Using Numbers in Your Resume Adds Color and Depth to Your Career History

The best way to prove that you can deliver results is by providing measurements of your success—literally quantifiable numbers, metrics, KPIs (key performance indicators), or measurements of ROI (return on investment). Additional fairly simple avenues to explore include:

  • The number the things that you wanted to and completed
  • The number of people you recruited and onboarded (and maybe promoted)
  • The number of new customers you drove to the business
  • The total dollar amount of revenues, or their percentage increase quarter over quarter or year over year.

So these kinds of counts or measurements of change show a couple of things in your resume. The first is that you’ve accomplished the goal that you set out to, and you can benchmark those numbers against company expectations or industry standards. The second is that it shows that what you are presenting is incontrovertible evidence of your success. This is really important, because a hiring manager might read your resume decide that your strategies are not what their company needs right now, but they can’t argue with the veracity of your claims to success.

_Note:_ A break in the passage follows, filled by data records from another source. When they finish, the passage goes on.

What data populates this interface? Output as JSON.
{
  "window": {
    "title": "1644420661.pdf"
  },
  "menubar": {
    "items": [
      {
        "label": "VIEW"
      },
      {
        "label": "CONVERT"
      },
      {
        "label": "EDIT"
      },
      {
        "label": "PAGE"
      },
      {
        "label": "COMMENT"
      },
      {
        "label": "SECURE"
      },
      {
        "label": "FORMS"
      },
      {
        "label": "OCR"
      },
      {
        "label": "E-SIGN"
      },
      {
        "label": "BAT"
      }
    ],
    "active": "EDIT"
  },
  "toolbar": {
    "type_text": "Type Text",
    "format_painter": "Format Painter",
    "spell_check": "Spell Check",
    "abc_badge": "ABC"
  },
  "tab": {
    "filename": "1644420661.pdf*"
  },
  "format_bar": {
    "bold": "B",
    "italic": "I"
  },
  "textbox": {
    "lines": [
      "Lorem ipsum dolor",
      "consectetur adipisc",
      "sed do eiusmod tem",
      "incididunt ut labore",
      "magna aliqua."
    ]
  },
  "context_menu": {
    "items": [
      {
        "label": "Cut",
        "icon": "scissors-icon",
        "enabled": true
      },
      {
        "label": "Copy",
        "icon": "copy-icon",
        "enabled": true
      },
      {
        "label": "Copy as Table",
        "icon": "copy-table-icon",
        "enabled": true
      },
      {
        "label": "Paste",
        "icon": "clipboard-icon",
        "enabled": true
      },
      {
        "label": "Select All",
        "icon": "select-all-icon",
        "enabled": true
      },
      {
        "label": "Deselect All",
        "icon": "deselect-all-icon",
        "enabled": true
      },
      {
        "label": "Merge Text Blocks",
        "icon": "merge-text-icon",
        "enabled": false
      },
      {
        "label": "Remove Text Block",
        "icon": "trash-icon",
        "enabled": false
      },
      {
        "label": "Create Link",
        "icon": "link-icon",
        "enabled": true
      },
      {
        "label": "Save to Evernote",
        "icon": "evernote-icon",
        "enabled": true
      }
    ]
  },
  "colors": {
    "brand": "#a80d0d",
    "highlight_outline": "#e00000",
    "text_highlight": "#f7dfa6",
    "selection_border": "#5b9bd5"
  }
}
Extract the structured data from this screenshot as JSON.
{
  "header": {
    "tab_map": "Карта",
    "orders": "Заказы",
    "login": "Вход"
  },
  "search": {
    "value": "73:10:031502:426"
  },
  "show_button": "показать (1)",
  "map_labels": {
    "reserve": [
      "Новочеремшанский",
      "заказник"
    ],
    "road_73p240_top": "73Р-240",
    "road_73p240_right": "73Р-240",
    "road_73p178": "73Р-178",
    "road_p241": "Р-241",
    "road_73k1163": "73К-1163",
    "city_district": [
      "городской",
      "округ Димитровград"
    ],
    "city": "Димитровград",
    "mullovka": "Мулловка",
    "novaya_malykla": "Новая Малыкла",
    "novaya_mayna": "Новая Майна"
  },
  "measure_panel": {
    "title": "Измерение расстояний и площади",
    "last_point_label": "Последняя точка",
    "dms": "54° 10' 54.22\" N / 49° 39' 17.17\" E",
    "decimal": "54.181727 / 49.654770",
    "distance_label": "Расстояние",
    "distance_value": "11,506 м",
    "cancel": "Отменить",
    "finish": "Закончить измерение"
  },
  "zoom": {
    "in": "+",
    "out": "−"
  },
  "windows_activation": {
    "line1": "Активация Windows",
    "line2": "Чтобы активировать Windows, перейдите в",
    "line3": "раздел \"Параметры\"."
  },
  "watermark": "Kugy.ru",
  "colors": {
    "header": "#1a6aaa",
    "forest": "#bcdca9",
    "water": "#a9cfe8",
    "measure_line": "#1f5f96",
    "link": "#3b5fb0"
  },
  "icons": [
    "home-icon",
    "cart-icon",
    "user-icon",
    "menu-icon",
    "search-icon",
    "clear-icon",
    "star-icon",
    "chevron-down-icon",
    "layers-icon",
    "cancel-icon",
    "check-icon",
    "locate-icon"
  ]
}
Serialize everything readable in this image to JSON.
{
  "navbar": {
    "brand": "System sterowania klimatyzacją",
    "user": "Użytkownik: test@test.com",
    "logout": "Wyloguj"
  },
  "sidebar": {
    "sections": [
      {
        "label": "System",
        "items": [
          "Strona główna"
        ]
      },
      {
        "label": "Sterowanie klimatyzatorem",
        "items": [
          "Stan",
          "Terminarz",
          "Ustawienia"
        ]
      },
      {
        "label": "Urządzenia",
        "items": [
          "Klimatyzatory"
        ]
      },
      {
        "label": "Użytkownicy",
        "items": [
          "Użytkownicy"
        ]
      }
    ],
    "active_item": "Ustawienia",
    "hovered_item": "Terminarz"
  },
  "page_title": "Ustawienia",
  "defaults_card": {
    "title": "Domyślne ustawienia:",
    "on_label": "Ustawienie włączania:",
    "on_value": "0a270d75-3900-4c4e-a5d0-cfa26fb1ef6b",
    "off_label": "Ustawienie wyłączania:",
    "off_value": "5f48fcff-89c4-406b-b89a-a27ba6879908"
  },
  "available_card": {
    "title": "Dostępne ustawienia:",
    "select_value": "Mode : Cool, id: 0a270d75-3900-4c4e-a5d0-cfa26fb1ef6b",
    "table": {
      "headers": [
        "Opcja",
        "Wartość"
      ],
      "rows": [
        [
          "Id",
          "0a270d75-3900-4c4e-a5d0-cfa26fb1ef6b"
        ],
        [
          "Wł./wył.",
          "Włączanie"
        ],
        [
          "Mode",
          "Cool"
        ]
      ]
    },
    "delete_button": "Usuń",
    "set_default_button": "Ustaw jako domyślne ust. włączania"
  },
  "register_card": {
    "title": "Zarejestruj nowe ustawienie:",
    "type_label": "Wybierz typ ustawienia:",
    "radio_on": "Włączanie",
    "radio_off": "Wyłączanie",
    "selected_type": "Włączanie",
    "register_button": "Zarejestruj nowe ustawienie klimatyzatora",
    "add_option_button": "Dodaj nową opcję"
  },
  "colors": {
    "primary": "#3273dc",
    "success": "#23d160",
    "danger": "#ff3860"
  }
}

They can’t look at that number and believe that you’re not telling the truth.

Because you’re always telling the truth in your resume (cardinal rule of resume strategy—don’t eve lie), then you are leveling with your audience. You’re saying to your audience, “I did this thing, and here’s the proof. Right here is the number that says I did what I was supposed to do.” If you’re targeting your resume appropriately, your audience is going to love what you have demonstrated, and if they need someone like you, you’re the ideal candidate for them to reach out to.

So, in your resume now that you have these numbers, how do you present them effectively in your resume? These metrics become the “results” in your “challenge – action – results” bullet points. Furthermore, you can present them visually. The first way to do this is to present your data in a table of figures. A well-constructed table, with labels, grids, and colors, can help your audience interpret the data the way you need them to understand your message.

Another way to present a series of data is to visually represent those numbers in a graph. It’s so easy for someone to look at a chart and understand that the numbers “go up.” Of course, your chart is going to be detailed, so a savvy reader who wants to drill down into the data will be able to do that, but even a cursory look at the chart will give a great high-level message.

You might be thinking that these are unorthodox approaches–I promise you they are not. Visual representations of sales figures that started out low and then went high, or operation costs that started out higher and then wet low, are going to hit your audience right in the gut. These images are plugging into exactly what your audience expects to know about their ideal candidate. So give them what they want and show them what they want in multiple modalities, not just in the text but as a visual representation as well.